But they really aren't that expensive (Blick has them listed as a set of 6 colors for around $45). Probably not the cheapest retailer, but they also have frequent 30-50% sales that I take advantage of.
It'll be cheapear / easier than tweaking formulas for colorant percentages, firing at different temperatures for the right hardness, etc.
Another option could be your pyrometer being miscalibrated. You're firing to 998o but if the pyrometer has aged or something has affected the voltage across it, then that could be inaccurate. Worth checking on too.
It could also be a clay body difference. Contact the manufacturer and see if anything has been reformulated recently.
I don't believe anyone has addressed the issue that immediately springs to my mind.....
How are you loading these kilns, with regards to shelf placement?
You said that the bottom of the kiln is a full 1.5-2 cones lower... This has absolutely been my experience if you place shelves close together at the bottom of the kiln.
This may not be the case for you, but I just hadn't seen anyone propose that as a cause yet.
Since (on an elementary level), heat rises, the bottom of the kiln will tend to be cooler. You can mitigate this by creating larger "chambers" at the bottom of the kiln throughout which heat can circulate.
But if you have a few 4" layers of plates/flat ornaments at the bottom, with tall objects on top, the top of the kiln will absolutely fire 2 cones hotter.
I started to throw a pot and it collapsed on me, I really like the way it looks this way and i have plans for it, the bottom still really thick, so I need to trim some out, my question is How do I trim this, I dont have a Chuck big enough for it, any ideas? Thanks, and may the clay Gods be with you.

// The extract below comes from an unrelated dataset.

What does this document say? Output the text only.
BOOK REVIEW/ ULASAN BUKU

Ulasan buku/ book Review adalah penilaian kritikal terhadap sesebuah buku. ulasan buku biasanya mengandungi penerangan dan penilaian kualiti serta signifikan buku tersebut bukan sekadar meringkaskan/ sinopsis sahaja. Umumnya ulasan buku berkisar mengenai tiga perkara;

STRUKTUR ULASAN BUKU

I actually trim things upright pretty often... Especially when I don't have the right-sized chuck and don't want to use a ton of clay to make one.
You need a non-absorbant bat, and just a little bit of water on the bat (I usually just wipe it with a sopping sponge).
Level the bottom of the pot as much as you can, and then (with both hands) rub it in small circles on the bat+water. A lot of people use this technique to smooth out / level the bottom of pots.
If you keep at it, there will be a point where the clay absorbs most of the water and adheres to the bat. It will become VERY hard to move, but you can still do small adjustments to center it.
I trim it upright like this, and then do any finishing on the bottom by hand... Carving out any extra clay on the bottom by hand with foam and a banding wheel.